Für sein Herzensprojekt „Siddhartha" scheute Conrad Rooks keinen Aufwand und drehte mit indischen Stars an wunderschönen Originalschauplätzen am Ganges. Nicht umsonst ist der Roman mit „eine indische Dichtung" untertitelt, auch wenn Hesse seine Melange aus Buddhismus und Hinduismus dann doch im chinesischen Taoismus auflöst. Umschmeichelt von ätherischen Landschaften und der obligatorischen Sitar-Musik bewegt sich Shashi Kapoor – Spross einer berühmten indischen Schauspielerfamilie – in prachtvollen Kostümen durch Zeit und Raum. Das ist, Kitsch hin oder her, durchaus ein ästhetisches Vergnügen. Doch Spiritualität auch nur anzudeuten, das gelingt Rooks nicht. Zu theatralisch wirkt sein Film, zu sehr klebt der Filmemachern an den Dialogen Hesses, die in der Vorlage nur einen kleinen Teil der Sprachmagie ausmachen und von Rooks gnadenlos aus ihrem poetischen Kontext gerissen werden. Ergreifend oder gar spirituell ist das nicht mehr.

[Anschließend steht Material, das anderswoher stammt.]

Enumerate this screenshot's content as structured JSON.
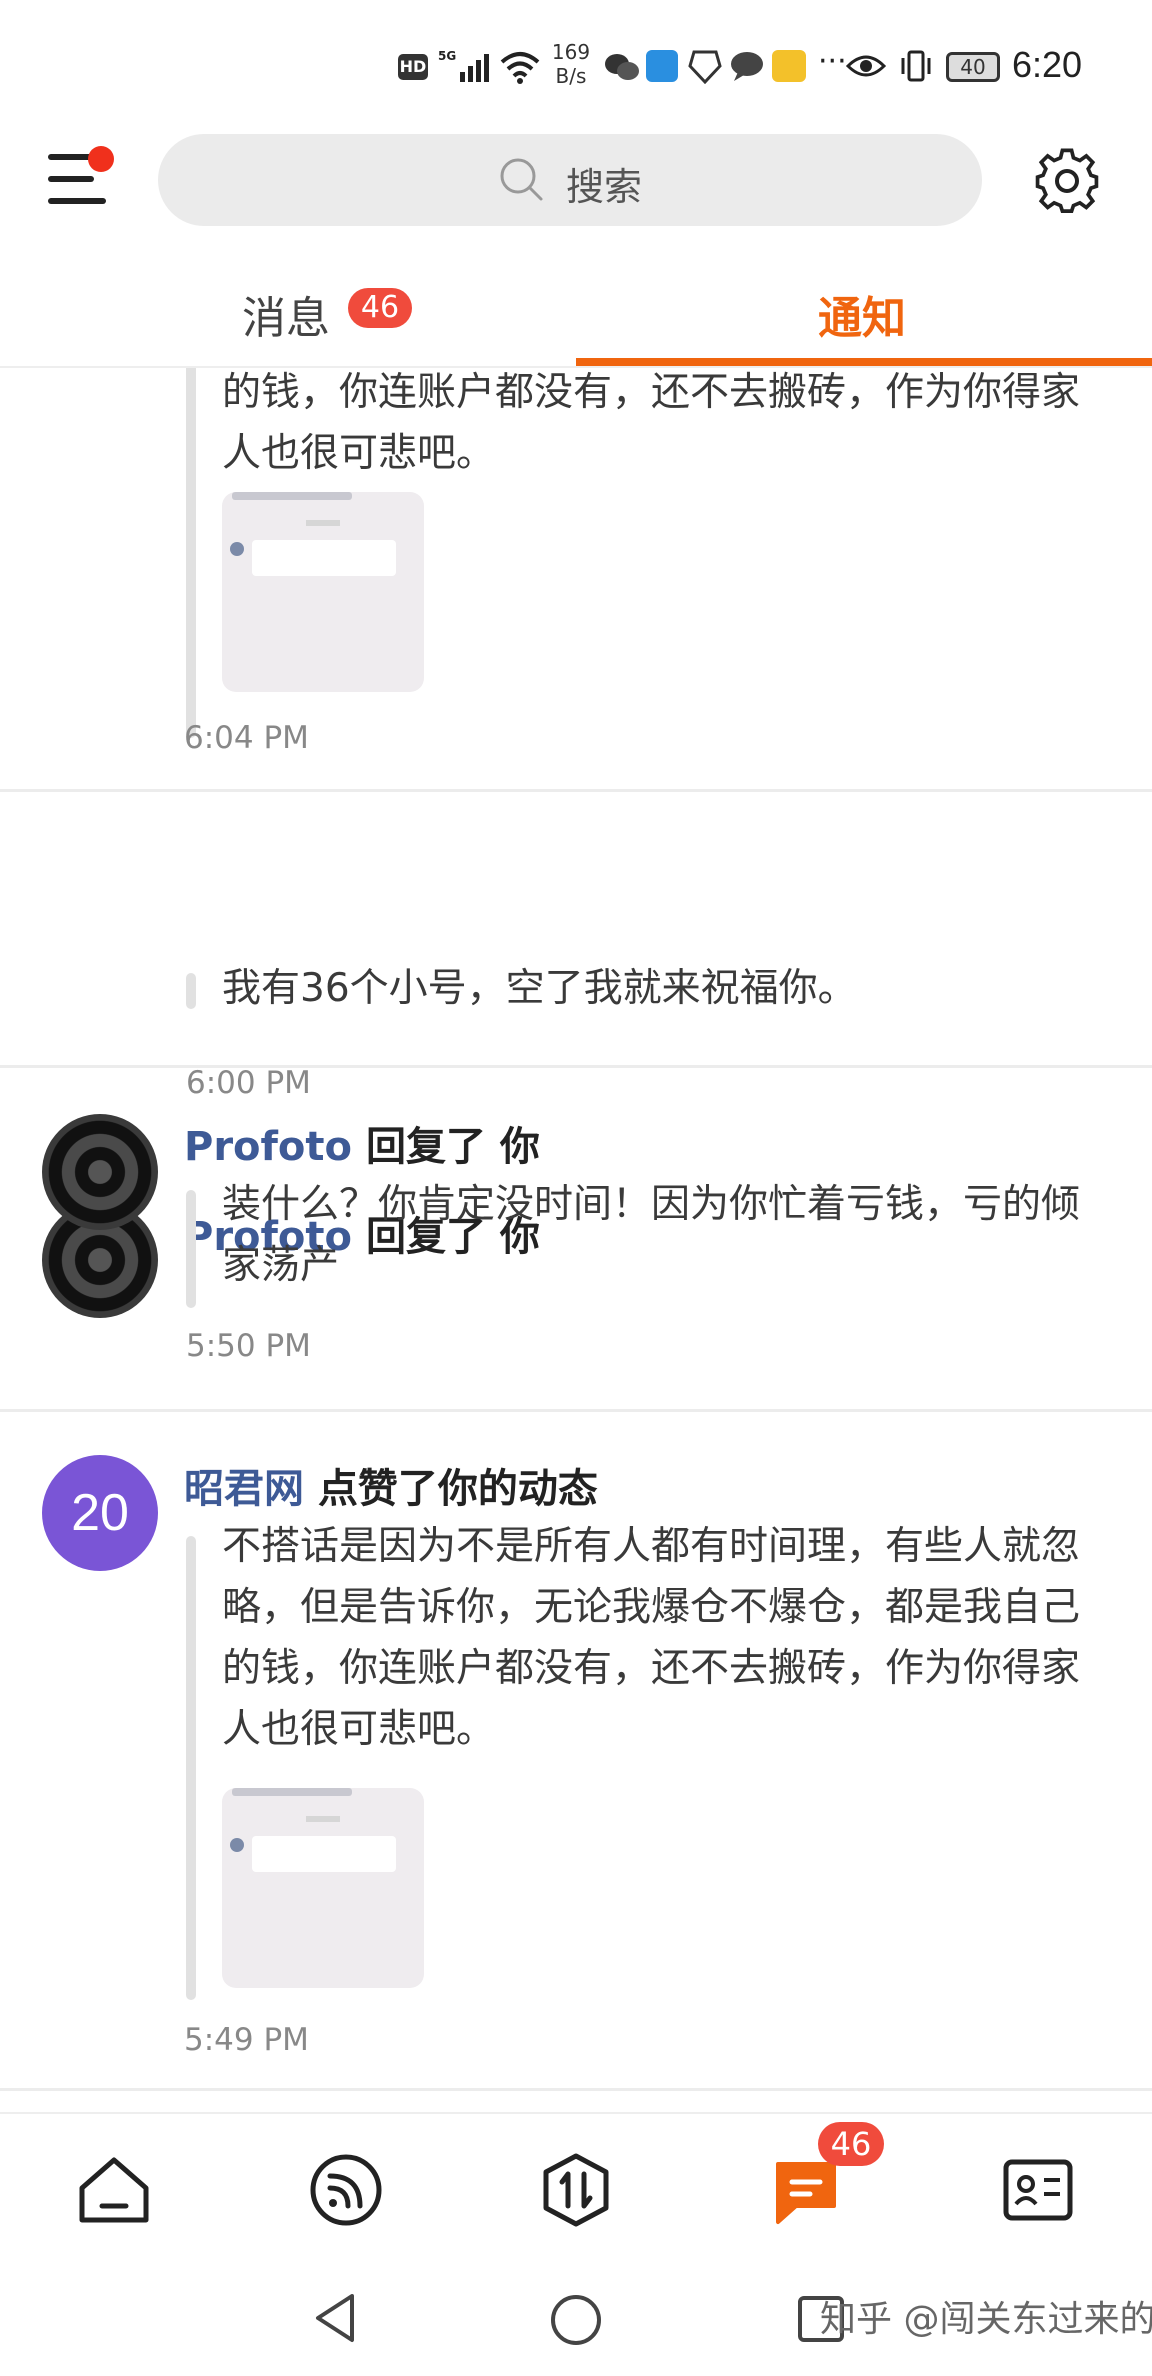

Symptomatisch für Rooks' inszenatorisch eindimensionalen Zugang ist besonders das Finale: In wenigen Zeilen erklärt Siddhartha seinem Jugendfreund Govinda, dass er jeden Stein als Ausdruck dieser Welt liebe und im langsam dahinfließenden Fluss den größten aller Lehrmeister gefunden habe. Genau in einer (nicht allzu langen) Einstellung zeigt Rooks dann die im Wasser aufscheinenden Gesichter all der Menschen, die Siddhartha auf seiner Suche begegnet sind. Die Freunde betreten die Fähre und gleiten zu verträumten Folklore-Klängen aus dem Bild – Sekunden später rollt auch schon der Abspann über die Leinwand. Die bei Hesse so zentrale taoistische Metapher wird durch die oberflächliche Inszenierung entkräftet, denn hier wird der leise vor sich hinplätschernde Fluss nie auch nur ansatzweise als jene ruhende Urkraft erlebbar, durch die Siddhartha das Wesen der Welt erkennt.
Fazit: Dass Conrad Rooks Hesse kennt und verehrt, ist seiner "Siddhartha"-Adaption anzusehen. Gerecht wird er der Vorlage mit seiner schlichten Inszenierung trotzdem nicht – dafür ist seine Filmsprache zu funktional und sein spirituelles Gespür zu schwach ausgeprägt.